Answer: None. Otherwise, the industry is in trouble.
For some time now, there have been discussions about the future of community banks in the age of digital banking. After all, this is a sector of the industry that built its reputation largely on the basis of a personalized form of customer service—as industry observers continue to point out, branch staffers are famed for knowing their customers by name. What happens when this genteel, Norman Rockwell-esque universe gets swallowed up by Tweets and mobile apps?
First, let’s acknowledge that isn’t happening, it’s already happened. Many established banking practices have been radically transformed through digital capabilities, and more changes are coming. In other words, the premise for this discussion is obsolete, and constant hand-wringing about days gone by is little more than a waste of time.
In fact, that’s why the original question is so relevant: In the world of community branches, why are personal service and mobile banking seen as being mutually exclusive?
To be sure, there’s nothing quite like face-to-face interaction—it’s warm and personal, lending each transaction the ultimate human touch. By contrast, the very idea of digital communication seems cold and distant and impersonal.
But look at it this way: The unending parade of social media channels and mobile apps, accompanied by the widespread public adoption of each new innovation as it arrives, gives us more information about each customer than ever before. The very notion of Big Data can seem Big Brother-like, but it, too, is here to stay, and it’s in our best interest to make it serve us.

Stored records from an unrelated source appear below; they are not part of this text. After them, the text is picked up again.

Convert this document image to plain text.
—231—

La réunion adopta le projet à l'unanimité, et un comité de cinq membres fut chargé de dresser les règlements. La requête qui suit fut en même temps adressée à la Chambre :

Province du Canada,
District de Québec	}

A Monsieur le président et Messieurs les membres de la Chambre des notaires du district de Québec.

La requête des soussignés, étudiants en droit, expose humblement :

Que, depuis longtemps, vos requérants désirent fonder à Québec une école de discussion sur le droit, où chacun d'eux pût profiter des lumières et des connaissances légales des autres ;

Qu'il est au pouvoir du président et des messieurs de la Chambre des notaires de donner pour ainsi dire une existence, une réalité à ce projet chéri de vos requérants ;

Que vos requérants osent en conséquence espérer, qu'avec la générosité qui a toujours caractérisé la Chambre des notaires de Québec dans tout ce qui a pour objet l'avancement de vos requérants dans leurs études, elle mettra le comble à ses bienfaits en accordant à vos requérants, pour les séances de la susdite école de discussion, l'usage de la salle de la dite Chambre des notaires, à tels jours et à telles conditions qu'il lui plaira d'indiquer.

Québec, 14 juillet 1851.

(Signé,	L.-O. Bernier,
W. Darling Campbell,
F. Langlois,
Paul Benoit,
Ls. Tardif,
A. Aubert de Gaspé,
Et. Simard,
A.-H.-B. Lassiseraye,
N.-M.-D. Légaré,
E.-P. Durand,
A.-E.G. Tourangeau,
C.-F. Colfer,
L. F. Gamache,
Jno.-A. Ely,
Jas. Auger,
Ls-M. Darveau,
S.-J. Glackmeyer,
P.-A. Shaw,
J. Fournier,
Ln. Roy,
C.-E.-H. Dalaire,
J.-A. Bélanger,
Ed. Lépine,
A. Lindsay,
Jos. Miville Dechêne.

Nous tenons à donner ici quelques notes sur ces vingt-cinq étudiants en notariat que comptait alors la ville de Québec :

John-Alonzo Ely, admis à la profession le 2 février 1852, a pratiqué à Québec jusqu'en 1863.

It doesn’t take a police state to piece together nuggets of information from Google searches, Tweets followed, Facebook pages liked, blogs perused, ads scanned and online purchases made (along with every other digital phenomenon) to develop comprehensive profiles of each customer. These technologies were once the realm of multinational conglomerates, but today there are many affordable alternatives available for financial services providers of every stripe.

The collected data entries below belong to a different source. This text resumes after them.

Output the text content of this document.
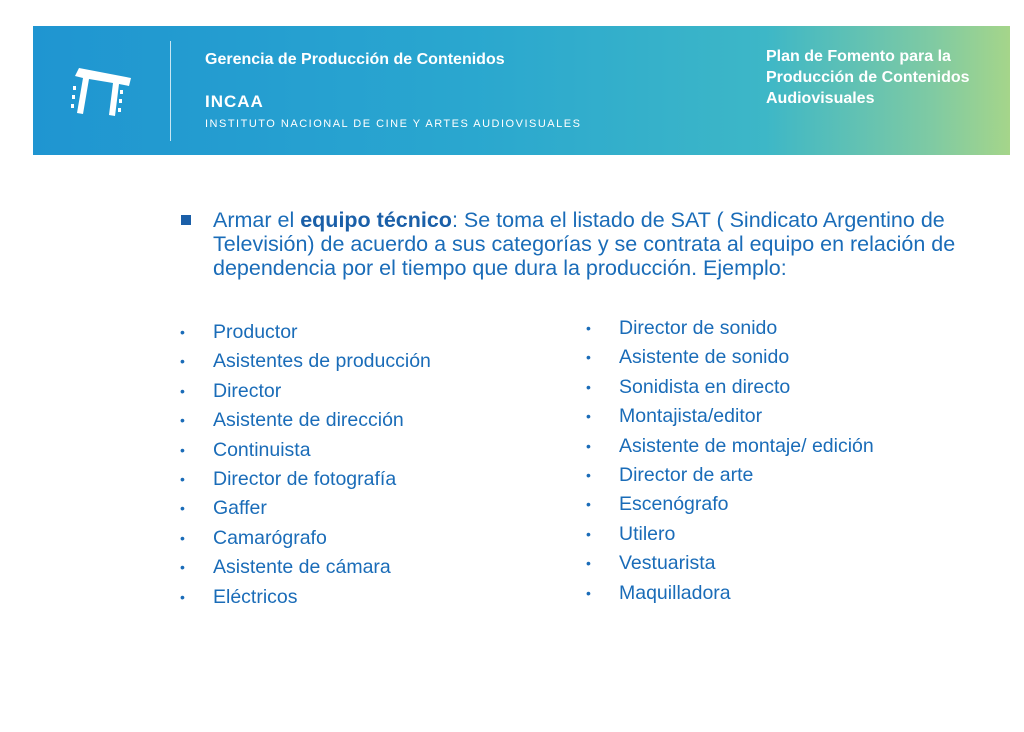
Gerencia de Producción de Contenidos
INCAA
INSTITUTO NACIONAL DE CINE Y ARTES AUDIOVISUALES
Plan de Fomento para la
Producción de Contenidos
Audiovisuales
Armar el equipo técnico: Se toma el listado de SAT ( Sindicato Argentino de Televisión) de acuerdo a sus categorías y se contrata al equipo en relación de dependencia por el tiempo que dura la producción. Ejemplo:
• Productor
• Asistentes de producción
• Director
• Asistente de dirección
• Continuista
• Director de fotografía
• Gaffer
• Camarógrafo
• Asistente de cámara
• Eléctricos
• Director de sonido
• Asistente de sonido
• Sonidista en directo
• Montajista/editor
• Asistente de montaje/ edición
• Director de arte
• Escenógrafo
• Utilero
• Vestuarista
• Maquilladora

More to the point, the customer universe is changing in its own way—consumers increasingly expect (and respond to) marketing initiatives and digital apps that meet their own very specific needs. This is an era in which because we can learn more about each individual, we essentially have to learn more about each individual in order to serve them.

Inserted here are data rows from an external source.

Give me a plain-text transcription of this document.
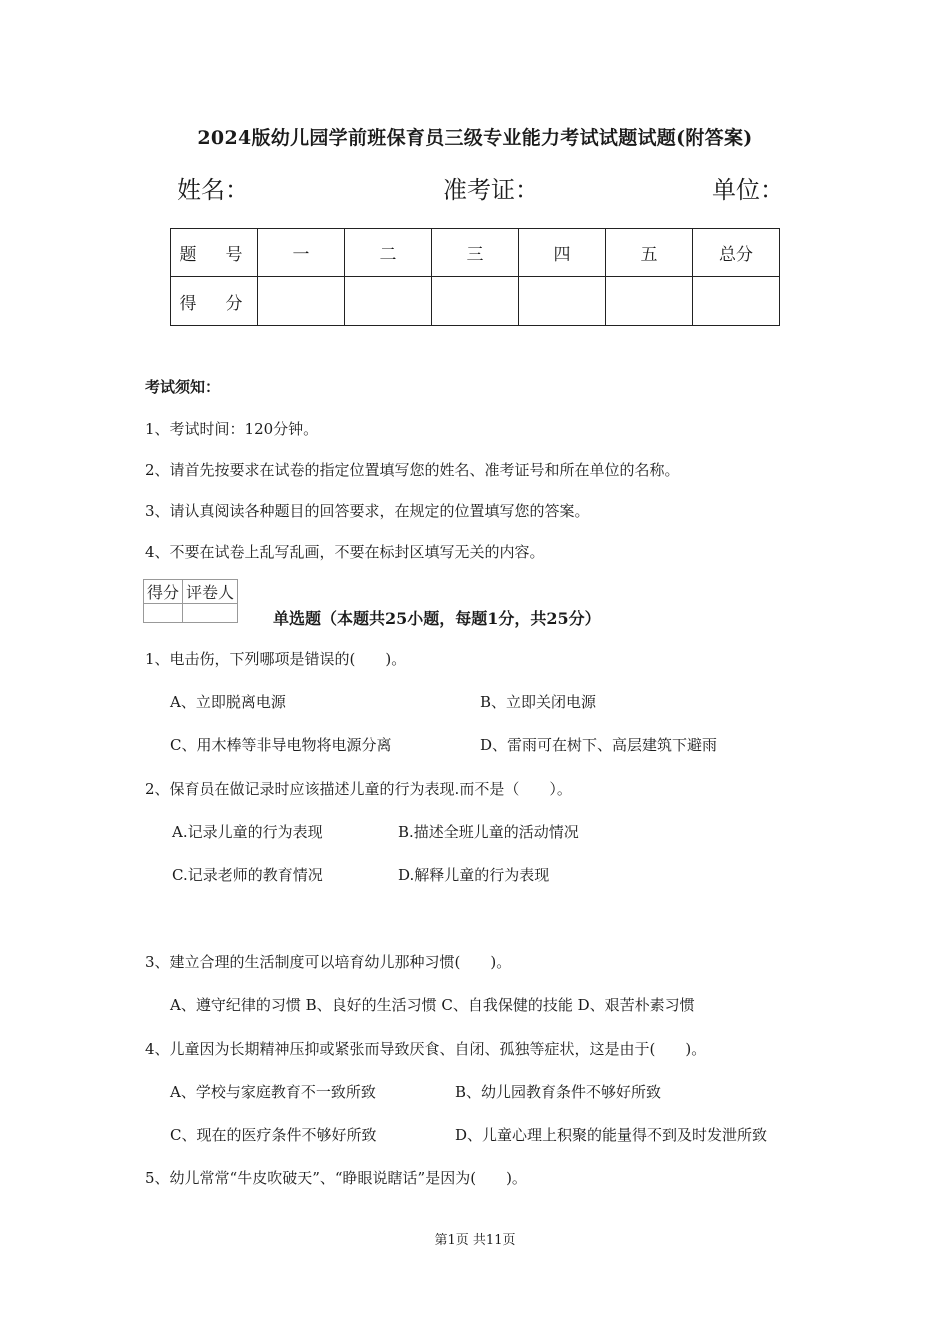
2024版幼儿园学前班保育员三级专业能力考试试题试题(附答案)
姓名：	准考证：	单位：
题　号	一	二	三	四	五	总分
得　分						
考试须知：
1、考试时间：120分钟。
2、请首先按要求在试卷的指定位置填写您的姓名、准考证号和所在单位的名称。
3、请认真阅读各种题目的回答要求，在规定的位置填写您的答案。
4、不要在试卷上乱写乱画，不要在标封区填写无关的内容。
得分	评卷人

单选题（本题共25小题，每题1分，共25分）
1、电击伤，下列哪项是错误的(　　)。
A、立即脱离电源	B、立即关闭电源
C、用木棒等非导电物将电源分离	D、雷雨可在树下、高层建筑下避雨
2、保育员在做记录时应该描述儿童的行为表现.而不是（　　）。
A.记录儿童的行为表现	B.描述全班儿童的活动情况
C.记录老师的教育情况	D.解释儿童的行为表现
3、建立合理的生活制度可以培育幼儿那种习惯(　　)。
A、遵守纪律的习惯 B、良好的生活习惯 C、自我保健的技能 D、艰苦朴素习惯
4、儿童因为长期精神压抑或紧张而导致厌食、自闭、孤独等症状，这是由于(　　)。
A、学校与家庭教育不一致所致	B、幼儿园教育条件不够好所致
C、现在的医疗条件不够好所致	D、儿童心理上积聚的能量得不到及时发泄所致
5、幼儿常常“牛皮吹破天”、“睁眼说瞎话”是因为(　　)。
第1页 共11页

To put it another way, this is the new face of personalized customer service. Rather than just greeting customers by name and touching on family connections, as community banks have long done, they can tailor services that are uniquely customized for each member of the community.
In the Information Age, guided by Big Data, community banks with local branches shouldn’t feel besieged by the onslaught of mobile applications. Things are and will be very different, no doubt about that. But with the right strategy and implementation, new technologies can provide an arsenal with which to offer more personalized customer service than ever before.